Computational analysis is an essential component of the technology and crucially distils the wealth of data into a few readily quantifiable key parameters, which when combined with patient outcome data, can be developed into clinically attainable tests using fluorescence-based flow cytometry or immunohistochemistry (clinically approved methodologies). Examples of potential tests are to identify patients susceptible to early relapse (as in our study) or response to a particular drug.
Can your discoveries from this study on HGSOC be applied to studies of other solid epithelial tumors?
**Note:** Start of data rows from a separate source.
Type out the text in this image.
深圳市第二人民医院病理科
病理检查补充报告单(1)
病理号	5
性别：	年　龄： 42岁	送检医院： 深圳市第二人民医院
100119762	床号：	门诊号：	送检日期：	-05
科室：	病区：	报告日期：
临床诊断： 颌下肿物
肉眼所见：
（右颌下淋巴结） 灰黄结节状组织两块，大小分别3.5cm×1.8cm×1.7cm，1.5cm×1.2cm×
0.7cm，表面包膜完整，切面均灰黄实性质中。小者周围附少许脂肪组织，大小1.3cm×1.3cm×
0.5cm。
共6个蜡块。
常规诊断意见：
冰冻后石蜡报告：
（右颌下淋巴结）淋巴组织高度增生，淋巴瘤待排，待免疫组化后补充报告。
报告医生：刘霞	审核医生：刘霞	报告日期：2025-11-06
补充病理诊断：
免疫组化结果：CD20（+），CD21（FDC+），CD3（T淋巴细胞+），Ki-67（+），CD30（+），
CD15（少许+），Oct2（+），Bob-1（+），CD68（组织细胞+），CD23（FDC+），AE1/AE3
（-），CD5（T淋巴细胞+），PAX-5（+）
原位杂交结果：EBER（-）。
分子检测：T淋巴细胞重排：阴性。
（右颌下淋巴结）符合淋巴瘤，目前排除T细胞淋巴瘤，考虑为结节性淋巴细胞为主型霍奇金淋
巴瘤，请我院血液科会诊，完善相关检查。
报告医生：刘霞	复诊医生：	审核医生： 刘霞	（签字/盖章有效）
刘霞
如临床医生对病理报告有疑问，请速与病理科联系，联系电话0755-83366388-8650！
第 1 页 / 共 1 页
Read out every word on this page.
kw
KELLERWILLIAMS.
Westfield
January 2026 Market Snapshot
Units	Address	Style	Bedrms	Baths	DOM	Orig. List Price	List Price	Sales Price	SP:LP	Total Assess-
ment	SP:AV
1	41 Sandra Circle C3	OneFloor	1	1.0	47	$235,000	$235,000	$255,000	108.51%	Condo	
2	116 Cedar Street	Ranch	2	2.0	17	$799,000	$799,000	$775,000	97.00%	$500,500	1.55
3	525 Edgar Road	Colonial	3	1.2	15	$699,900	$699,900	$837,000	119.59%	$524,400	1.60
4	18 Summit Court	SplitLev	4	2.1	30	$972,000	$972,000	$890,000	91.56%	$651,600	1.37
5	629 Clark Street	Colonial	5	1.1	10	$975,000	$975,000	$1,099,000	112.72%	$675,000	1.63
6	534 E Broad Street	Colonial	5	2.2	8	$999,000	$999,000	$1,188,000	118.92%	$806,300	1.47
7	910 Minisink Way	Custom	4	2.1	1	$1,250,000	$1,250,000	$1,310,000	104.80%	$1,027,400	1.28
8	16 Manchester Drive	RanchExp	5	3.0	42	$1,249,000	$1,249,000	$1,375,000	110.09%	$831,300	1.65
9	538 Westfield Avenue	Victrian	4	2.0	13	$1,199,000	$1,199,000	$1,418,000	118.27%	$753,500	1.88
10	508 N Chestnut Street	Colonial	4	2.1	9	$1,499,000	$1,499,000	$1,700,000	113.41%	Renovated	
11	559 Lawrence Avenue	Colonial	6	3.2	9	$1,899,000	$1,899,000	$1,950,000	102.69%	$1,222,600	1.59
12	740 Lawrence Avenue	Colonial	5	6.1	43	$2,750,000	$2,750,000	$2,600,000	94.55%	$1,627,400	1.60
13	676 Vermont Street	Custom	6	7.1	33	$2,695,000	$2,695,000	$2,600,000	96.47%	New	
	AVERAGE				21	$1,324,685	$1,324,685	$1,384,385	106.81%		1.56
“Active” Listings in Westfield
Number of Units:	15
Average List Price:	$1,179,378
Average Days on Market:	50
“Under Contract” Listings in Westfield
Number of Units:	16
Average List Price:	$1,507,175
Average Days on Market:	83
Yes, this discovery-based approach to identify meaningful clinical correlates is transferrable to other solid tumors, especially now that there are an ever-increasing number of centers with access to CyTOF technology. Of course adjustments to the CyTOF antibody panel used to interrogate each of the different tissue malignancies will have to be made so as to match the recognized biology of the tumor types. However, our computational tools are directly transferable as are our pre-analytical guidelines for preparation of viable tumor single cell suspensions.
One of the most illuminating pieces of data from our study is the ability to demonstrate “bad players” that pre-exist in newly diagnosed tumors (In our HGSOC study, cells co-expressing vimentin, cMyc and HE4). If indeed a pre-existing poor-prognosis cell phenotype is a general paradigm in newly diagnosed tumors there could be significant implications when they are identified. In support of this paradigm, in a recent CyTOF study of pediatric acute lymphoblastic leukemia samples, the presence of a rare subset of tumor cells was shown to predispose patients to relapse . In general, enumerating pre-existing “bad” cells could provide a focus for developing more specific treatment strategies for their elimination as well as a more reliable prognosticator for relapse.
What are some of the limitations of CyTOF and what is the next step for your research?
CyTOF analysis is dependent on single-cell suspensions and thus loses spatial context. New multiplex imaging platforms extend the multi-parameter capabilities of CyTOF by using tissue slices enabling the associated spatial context between cells to be maintained. Three multi-parameter imaging platforms: imaging mass cytometry , multiplex ion beam imaging  and co-detection by indexing  provide critical information about the immune and stromal cell types surrounding these bad players and in so doing provide a potential opportunity to destroy both the tumor cells and their environment.